"Ich bin ein nicht zu unterschätzendes Kleinunternehmen" sagt Tanja, "von mir leben nicht nur Ärzte, Physio- und Psychotherapeuten und Heilpraktiker, sondern auch die Angestellten der Krankenkassen, Abrechnungs- und Beratungsstellen, Statistiker, die medizinische Forschung, Krankenschwestern und dick und fett die Pharmaindustrie." Tanja sitzt auf einer Bank im Gelände des Berliner Virchow-Klinikums, den linken Arm hält sie vorsichtig gestreckt, damit den Schläuchen, Beuteln und der Spritze, die der Immunhämatologe noch für die Folgebehandlung stecken ließ, nichts passiert.
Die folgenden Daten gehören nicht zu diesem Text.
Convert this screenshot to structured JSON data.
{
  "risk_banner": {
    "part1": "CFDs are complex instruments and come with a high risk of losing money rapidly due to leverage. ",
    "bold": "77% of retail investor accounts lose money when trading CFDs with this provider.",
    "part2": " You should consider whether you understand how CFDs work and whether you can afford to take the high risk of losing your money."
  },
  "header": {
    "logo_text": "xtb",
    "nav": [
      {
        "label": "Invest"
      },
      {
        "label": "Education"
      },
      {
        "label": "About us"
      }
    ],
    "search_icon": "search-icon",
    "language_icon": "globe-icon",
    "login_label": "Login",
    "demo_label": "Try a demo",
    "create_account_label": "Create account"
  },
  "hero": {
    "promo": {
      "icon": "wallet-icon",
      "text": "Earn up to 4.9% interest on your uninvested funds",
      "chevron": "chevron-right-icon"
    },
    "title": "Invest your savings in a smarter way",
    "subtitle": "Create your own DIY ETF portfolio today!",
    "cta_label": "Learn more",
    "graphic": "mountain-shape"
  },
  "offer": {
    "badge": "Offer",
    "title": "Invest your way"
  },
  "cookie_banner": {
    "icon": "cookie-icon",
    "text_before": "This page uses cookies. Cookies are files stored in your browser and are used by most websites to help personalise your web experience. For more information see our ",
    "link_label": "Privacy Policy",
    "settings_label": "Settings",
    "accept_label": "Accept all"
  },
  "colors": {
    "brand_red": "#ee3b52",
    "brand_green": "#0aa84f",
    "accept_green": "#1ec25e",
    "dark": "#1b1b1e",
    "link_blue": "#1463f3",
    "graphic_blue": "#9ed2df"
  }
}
Mit dem freien Arm blättert sie in den Vorbereitungen und Kostümentwürfen für eine Was ihr wollt-Inszenierung, die auf den diesjährigen Ruhrfestspielen gezeigt wird. Sie grinst und sieht heute mit ihren neuerdings fast schwarzen Haaren aus wie Patti Smith, sehr blass, sehr dünn und sehr erfinde-dich-selbst.
In den zwei Jahren, die ich Tanja kenne, hat sie sich häufig verwandelt, mal damenhaft und elegant ausgesehen, mal junk-chic wie jetzt. Ihr Auftreten ist immer überraschend, oft beeindruckend, und egal wie dunkel es zeitweise ist, bleibt es das der Tochter aus gutem Hause. Dem entspricht auch ihre Liebe zu allem Exklusivem. Mit dem Glamour-Status von Epilepsie ist sie d´accord, -"Cäsar, Napoleon und Alfred Nobel waren Epileptiker, ich bin also in guter Gesellschaft".
Mit Tanja kann man 100 Stunden darüber reden, welche Krankheit die faszinierendste sei. Sie hat ihre top five; Kriterien sind dabei "super kompliziert" und "elend teuer". Auf der Homepage des Epilepsiemuseums Kork erfahre ich, dass solch unterschiedlich assoziierte Berühmtheiten wie Jeanne d´Arc und Rudi Dutschke Epileptiker waren und ertappe mich dabei, wie ich in die ehemals heilige Krankheit einen Kurzschluss genialischer und damit eventuell hyperaktiver Gehirne hineinspintisiere. Dutschke jedenfalls starb während eines Anfalls in der Badewanne - seine Epilepsie war Folge der Schussverletzung.
Auch bei Tanja ist die Epilepsie "Zweitkrankheit"; sie ist Resultat und Nebenwirkung ihrer großen Krankheit. Aber sie ist es, die das tägliche Leben bestimmt - durch Anfälle oder die Angst davor. Schwer zu sagen, was schlimmer ist. Der Anfall hört wieder auf, die Angst vor dem nächsten nie. Tanja spricht von Panikattacken, die sie manchmal tagelang daran hindern, aus dem Haus zu gehen, die ihr das U-Bahn Fahren schwer bis unmöglich machen, weil "die Gleise so eine komische magnetische Anziehung haben", und ihr von einer Sekunde auf die andere den Atem nehmen. Es sind genau die Zustände, die ungezwungene Abendessen unter Freunden, an denen sie teilnimmt, ganz schnell aussehen lassen wie eine Versammlung von Autisten, alle werden steif und blass und hilflos - lemurenhaft. Denn plötzlich ist die Angst da, und zwar für alle, ein Gespenst ist sie. Tanja kennt es, sie ist damit allein, egal ob wir da sind oder nicht. Für uns andere hat sie unterschiedliche Gesichter, vielleicht ist es die konkrete Angst vor dem nächsten epileptischen Anfall oder die diffuse Angst vor den Bildern, Geräuschen und Gerüchen, dem ganzen Spektakel der Krankheit und der eigenen Hilflosigkeit davor.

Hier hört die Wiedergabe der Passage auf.